The Black Book of Communism
Cover of the first edition
| |
Editor | Stéphane Courtois |
---|---|
Authors | Nicolas Werth Jean-Louis Panné Andrzej Paczkowski Karel Bartošek Jean-Louis Margolin Ehrhart Neubert* Joachim Gauck* (*German edition) |
Original title | Le Livre noir du communisme |
Country | France |
Language | French |
Subjects | Communism Totalitarianism |
Publisher | Harvard University Press |
Publication date
| 6 November 1997 |
Published in English
| 8 October 1999 |
Media type | |
Pages | 912 |
ISBN | 978-0-674-07608-2 |
The Black Book of Communism: Crimes, Terror, Repression is a 1997 book by Stéphane Courtois, Nicolas Werth, Andrzej Paczkowski and several other European academics[note 1] documenting a history of political repressions by Communist states, including genocides, extrajudicial executions, deportations, killing populations in labor camps and artificially created famines. The book was originally published in France as Le Livre noir du communisme: Crimes, terreur, répression by Éditions Robert Laffont. In the United States, it was published by Harvard University Press,[1]:217 with a foreword by Martin Malia. The German edition, published by Piper Verlag, includes a chapter written by Joachim Gauck. The introduction was written by Courtois.
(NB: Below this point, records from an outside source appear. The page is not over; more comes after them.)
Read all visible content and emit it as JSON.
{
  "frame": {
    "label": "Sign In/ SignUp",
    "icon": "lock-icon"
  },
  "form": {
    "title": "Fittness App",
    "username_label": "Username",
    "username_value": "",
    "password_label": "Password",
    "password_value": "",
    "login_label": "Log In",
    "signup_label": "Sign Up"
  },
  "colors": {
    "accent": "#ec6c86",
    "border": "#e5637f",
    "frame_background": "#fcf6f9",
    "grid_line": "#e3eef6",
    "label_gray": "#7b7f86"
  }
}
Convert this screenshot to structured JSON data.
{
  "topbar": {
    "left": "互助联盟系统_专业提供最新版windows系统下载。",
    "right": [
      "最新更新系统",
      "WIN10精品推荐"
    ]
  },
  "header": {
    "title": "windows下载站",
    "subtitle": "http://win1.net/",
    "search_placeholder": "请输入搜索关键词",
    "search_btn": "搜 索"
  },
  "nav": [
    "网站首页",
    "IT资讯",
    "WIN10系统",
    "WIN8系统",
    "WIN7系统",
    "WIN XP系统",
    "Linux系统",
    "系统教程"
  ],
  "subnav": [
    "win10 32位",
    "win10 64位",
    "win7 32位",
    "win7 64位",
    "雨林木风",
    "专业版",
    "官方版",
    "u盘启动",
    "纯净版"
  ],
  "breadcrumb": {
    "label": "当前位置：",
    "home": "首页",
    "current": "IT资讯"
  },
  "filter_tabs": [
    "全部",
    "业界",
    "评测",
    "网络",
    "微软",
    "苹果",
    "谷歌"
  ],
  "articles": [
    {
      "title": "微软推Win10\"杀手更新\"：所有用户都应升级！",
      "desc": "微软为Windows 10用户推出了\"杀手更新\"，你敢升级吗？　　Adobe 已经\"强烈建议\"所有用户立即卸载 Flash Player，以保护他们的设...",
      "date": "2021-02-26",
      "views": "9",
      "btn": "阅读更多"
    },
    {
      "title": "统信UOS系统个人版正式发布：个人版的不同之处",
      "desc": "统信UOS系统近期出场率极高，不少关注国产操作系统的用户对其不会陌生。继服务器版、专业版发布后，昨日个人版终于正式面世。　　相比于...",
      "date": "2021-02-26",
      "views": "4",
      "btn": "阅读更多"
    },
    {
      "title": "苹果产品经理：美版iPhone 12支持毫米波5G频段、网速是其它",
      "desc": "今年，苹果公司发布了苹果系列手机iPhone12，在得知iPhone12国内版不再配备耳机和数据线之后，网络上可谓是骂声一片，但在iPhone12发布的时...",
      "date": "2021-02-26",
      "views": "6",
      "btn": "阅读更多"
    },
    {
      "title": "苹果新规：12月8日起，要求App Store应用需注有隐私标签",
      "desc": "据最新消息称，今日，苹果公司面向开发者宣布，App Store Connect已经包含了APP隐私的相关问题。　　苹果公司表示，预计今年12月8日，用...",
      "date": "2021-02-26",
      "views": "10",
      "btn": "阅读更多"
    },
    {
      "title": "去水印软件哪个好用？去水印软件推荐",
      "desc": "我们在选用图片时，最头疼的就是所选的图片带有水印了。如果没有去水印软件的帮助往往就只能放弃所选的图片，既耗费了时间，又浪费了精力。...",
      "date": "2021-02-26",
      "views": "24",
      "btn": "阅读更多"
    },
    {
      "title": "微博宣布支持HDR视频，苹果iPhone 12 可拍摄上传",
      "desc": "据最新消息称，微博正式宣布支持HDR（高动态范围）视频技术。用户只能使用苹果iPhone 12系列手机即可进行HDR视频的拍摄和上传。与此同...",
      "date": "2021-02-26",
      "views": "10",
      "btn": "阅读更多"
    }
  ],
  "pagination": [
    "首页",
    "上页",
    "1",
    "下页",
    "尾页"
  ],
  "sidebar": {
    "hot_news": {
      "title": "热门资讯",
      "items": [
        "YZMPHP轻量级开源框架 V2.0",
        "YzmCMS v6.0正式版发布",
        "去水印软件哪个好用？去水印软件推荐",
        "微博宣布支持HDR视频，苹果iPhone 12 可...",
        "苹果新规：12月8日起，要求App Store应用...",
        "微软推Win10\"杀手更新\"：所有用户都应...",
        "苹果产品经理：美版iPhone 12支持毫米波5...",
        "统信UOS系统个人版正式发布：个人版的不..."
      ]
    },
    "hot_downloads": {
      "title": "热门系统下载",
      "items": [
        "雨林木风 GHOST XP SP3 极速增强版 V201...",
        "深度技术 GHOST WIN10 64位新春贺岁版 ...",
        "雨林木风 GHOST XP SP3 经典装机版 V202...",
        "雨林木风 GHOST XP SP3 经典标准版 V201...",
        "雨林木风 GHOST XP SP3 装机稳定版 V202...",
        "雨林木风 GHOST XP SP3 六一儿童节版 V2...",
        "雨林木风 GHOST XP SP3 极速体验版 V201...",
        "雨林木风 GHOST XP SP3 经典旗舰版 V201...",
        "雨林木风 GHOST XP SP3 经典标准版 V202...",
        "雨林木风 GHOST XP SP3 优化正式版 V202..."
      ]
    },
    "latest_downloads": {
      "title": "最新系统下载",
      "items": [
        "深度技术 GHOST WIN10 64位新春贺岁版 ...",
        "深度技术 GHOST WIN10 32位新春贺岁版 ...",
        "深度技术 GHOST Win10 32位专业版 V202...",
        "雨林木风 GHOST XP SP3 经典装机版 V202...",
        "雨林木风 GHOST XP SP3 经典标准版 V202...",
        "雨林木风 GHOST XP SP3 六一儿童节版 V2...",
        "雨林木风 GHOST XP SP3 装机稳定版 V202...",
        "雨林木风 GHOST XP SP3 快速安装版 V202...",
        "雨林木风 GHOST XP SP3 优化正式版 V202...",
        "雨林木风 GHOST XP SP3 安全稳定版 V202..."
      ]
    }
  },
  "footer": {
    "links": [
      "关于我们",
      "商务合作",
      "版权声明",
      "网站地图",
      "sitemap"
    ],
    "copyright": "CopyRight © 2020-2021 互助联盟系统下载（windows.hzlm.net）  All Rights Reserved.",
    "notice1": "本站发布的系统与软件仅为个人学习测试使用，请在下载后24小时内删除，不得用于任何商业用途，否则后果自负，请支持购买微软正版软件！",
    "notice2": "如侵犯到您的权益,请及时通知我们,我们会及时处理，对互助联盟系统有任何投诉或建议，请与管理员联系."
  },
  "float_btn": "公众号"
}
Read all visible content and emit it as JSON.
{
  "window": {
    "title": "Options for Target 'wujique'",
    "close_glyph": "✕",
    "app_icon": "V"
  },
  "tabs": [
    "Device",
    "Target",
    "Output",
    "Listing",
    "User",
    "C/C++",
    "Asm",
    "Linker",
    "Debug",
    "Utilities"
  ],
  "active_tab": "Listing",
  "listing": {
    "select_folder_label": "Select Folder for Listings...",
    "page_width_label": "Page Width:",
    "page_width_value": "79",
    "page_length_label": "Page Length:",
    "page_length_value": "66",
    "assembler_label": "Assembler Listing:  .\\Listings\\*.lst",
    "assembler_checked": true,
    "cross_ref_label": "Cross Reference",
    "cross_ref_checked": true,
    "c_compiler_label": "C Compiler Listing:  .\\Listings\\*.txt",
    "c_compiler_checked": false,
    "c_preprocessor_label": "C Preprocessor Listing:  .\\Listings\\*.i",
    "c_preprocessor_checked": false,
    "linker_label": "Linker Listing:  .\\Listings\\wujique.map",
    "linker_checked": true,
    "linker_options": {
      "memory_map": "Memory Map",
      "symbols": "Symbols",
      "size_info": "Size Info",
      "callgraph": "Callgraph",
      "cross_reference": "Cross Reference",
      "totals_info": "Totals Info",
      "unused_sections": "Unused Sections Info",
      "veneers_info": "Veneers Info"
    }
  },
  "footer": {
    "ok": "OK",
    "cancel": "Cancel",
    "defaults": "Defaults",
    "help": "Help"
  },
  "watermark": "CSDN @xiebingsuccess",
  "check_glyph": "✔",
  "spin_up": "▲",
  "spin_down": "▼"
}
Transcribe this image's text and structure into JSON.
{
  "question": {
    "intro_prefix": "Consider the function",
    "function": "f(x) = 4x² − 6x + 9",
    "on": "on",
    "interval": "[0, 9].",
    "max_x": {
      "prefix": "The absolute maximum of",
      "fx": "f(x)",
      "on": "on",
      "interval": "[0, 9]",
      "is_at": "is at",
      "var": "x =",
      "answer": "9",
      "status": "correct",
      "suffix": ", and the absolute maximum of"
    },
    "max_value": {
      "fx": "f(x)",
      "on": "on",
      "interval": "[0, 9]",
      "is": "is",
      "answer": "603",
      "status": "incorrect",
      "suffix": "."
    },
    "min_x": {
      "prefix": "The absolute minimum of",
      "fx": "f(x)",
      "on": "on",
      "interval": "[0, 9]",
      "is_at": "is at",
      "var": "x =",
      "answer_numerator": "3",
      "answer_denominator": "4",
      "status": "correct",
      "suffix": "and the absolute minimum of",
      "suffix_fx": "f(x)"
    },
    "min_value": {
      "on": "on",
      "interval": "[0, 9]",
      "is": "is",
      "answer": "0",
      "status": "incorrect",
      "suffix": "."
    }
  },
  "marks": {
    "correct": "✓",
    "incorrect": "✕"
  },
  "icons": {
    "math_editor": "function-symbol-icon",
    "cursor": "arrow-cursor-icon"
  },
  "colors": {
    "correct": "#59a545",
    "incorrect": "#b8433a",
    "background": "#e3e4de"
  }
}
Historian François Furet was originally slated to write the introduction, but was prevented from doing so by his death.[2]:51
The book has been translated into numerous languages, sold millions of copies and is considered one of the most influential, although one of the most controversial, books written about communism.[3][4] While it received strong praise from several publications,[5] it was also criticised and accused of manipulations and inflating numbers, including challenges from the main contributors to the book.[6]
The book's title was chosen to echo the Jewish Anti-Fascist Committee's Black Book, a documentary record of Nazi atrocities written by Ilya Ehrenburg and Vasily Grossman.[7]:xiii
"Introduction: The Crimes of Communism"[edit]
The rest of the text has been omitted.